A bill to legalise same-sex marriage should be passed into law, a Parliamentary Select Committee has recommended.

The Government Administration Committee said the private member's bill should progress, but with an amendment to make it clear that no minister was obliged to marry someone against their own beliefs.

The committee report said: "The bill seeks to extend the legal right to marry to same-sex couples; it does not seek to interfere with people's religious freedoms."

The Marriage Act would be amended to put beyond doubt that no celebrant recognised by a religious body or nominated by an approved organisation would have to marry a couple if it meant contravening their own, or the organisation's beliefs.

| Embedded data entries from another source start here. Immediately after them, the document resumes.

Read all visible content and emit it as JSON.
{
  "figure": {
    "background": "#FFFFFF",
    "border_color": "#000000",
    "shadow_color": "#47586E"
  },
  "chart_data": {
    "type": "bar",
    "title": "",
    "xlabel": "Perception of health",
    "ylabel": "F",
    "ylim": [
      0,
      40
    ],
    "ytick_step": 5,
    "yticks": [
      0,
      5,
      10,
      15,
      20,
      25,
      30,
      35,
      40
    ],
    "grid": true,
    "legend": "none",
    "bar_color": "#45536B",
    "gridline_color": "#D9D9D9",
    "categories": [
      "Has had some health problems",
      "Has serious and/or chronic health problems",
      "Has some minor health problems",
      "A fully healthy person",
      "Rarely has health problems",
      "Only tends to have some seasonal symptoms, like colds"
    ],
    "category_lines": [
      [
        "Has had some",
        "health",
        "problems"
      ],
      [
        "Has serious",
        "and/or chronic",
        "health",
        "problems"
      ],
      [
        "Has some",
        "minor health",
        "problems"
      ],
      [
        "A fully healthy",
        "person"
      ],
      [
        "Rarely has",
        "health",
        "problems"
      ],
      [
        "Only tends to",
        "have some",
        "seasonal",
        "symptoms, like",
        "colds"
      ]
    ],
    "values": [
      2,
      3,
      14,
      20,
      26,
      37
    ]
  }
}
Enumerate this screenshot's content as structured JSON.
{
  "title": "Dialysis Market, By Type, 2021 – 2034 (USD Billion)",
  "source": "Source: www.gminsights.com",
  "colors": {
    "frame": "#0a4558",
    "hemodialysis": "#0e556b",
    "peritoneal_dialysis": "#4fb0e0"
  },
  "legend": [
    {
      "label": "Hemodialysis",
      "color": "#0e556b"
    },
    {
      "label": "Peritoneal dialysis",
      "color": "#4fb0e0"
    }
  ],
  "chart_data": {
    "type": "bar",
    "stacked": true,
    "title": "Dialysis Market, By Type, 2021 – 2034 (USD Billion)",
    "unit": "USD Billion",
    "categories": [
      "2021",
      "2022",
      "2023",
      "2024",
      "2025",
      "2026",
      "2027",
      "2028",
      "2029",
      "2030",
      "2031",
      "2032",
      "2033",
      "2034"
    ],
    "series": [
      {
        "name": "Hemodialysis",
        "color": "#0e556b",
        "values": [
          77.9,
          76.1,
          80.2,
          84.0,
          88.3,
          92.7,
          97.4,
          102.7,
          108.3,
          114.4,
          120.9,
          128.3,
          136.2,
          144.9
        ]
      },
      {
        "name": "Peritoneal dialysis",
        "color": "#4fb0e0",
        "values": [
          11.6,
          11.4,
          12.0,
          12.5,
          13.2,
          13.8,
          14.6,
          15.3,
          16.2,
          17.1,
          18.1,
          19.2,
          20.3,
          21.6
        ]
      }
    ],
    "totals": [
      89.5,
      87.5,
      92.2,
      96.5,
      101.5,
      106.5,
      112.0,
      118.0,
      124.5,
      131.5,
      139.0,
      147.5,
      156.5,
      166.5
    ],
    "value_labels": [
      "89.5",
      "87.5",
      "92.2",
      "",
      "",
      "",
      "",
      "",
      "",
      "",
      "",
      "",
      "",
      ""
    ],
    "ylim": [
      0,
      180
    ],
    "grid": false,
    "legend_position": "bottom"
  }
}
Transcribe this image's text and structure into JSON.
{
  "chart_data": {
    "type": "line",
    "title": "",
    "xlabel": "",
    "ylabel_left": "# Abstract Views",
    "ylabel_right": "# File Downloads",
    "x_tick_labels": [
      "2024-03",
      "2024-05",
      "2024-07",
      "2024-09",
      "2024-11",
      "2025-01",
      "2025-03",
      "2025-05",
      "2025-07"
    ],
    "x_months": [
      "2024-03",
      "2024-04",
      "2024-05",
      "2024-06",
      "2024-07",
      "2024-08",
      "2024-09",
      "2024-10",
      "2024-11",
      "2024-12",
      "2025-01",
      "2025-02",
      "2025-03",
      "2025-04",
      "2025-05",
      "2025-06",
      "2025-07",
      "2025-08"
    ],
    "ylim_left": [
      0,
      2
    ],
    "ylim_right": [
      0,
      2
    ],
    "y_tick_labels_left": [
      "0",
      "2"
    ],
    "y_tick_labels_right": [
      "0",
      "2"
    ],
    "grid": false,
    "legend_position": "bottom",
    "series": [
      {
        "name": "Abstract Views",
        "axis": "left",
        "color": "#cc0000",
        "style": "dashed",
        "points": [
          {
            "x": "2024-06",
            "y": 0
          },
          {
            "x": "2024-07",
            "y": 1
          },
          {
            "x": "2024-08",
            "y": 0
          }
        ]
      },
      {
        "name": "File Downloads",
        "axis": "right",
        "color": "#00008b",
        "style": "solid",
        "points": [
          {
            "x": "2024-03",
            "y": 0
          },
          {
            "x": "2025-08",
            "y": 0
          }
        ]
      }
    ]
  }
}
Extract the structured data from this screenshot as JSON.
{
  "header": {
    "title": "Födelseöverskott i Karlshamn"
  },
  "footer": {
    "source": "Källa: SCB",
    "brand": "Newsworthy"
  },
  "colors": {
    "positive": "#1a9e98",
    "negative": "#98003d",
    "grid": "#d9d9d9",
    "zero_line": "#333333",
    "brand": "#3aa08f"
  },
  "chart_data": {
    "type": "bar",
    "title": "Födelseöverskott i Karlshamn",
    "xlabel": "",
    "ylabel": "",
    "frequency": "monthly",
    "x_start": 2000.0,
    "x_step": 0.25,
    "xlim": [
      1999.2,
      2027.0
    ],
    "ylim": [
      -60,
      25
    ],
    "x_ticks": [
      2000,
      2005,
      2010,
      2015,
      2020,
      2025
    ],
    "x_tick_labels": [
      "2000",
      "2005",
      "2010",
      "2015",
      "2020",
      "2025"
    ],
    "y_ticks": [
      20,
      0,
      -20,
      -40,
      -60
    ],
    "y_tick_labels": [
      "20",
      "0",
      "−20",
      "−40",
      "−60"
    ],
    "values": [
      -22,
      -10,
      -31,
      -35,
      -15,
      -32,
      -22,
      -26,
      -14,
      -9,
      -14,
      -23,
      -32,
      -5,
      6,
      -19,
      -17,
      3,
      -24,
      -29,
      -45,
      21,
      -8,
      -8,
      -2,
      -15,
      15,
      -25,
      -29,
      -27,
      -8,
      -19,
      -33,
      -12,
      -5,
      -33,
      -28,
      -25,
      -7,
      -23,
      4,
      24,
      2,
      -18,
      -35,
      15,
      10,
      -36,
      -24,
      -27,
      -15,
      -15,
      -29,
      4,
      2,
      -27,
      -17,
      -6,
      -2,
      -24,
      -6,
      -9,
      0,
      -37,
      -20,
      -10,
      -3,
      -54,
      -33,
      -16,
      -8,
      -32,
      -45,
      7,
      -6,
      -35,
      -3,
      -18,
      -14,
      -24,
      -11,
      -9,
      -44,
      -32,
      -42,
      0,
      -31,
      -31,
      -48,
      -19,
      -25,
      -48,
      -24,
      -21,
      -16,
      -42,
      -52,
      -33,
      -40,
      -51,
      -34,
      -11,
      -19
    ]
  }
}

The bill's sponsor, Labour MP Louisa Wall, said the law change was an important milestone towards achieving a fairer, more equal New Zealand.

"Marriage equality is about fairness and choice. This process has showed that that message has really resonated with New Zealanders and has been echoed overseas with the recent passage of similar legislation in the UK."

The report also said a majority of the select committee agreed that marriage was a human right, and that it was unacceptable for the state to deny this right to same-sex couples.

Some members of the committee felt that marriage was not a right, and should continue to be the sole domain of heterosexual couples.

The committee received 21,533 submissions on the bill, 2898 of which had unique content. Of the submissions, 10,487 were in favour and 8148 against.

The committee acknowledged that New Zealanders held "sincere and strong beliefs" about the importance of marriage.

"The passion with which submitters made their arguments to us was palpable."

MPs said they were impressed by the participation of young people in the discussion, with heartfelt submissions heard from both side sides of the debate.

"We are heartened that so many of the younger generation, which is so often maligned as uninterested in politics and marriage, chose to involve themselves in this debate."

The bill's second reading will be held on March 13.

The legislation passed its first reading by 80 votes to 40.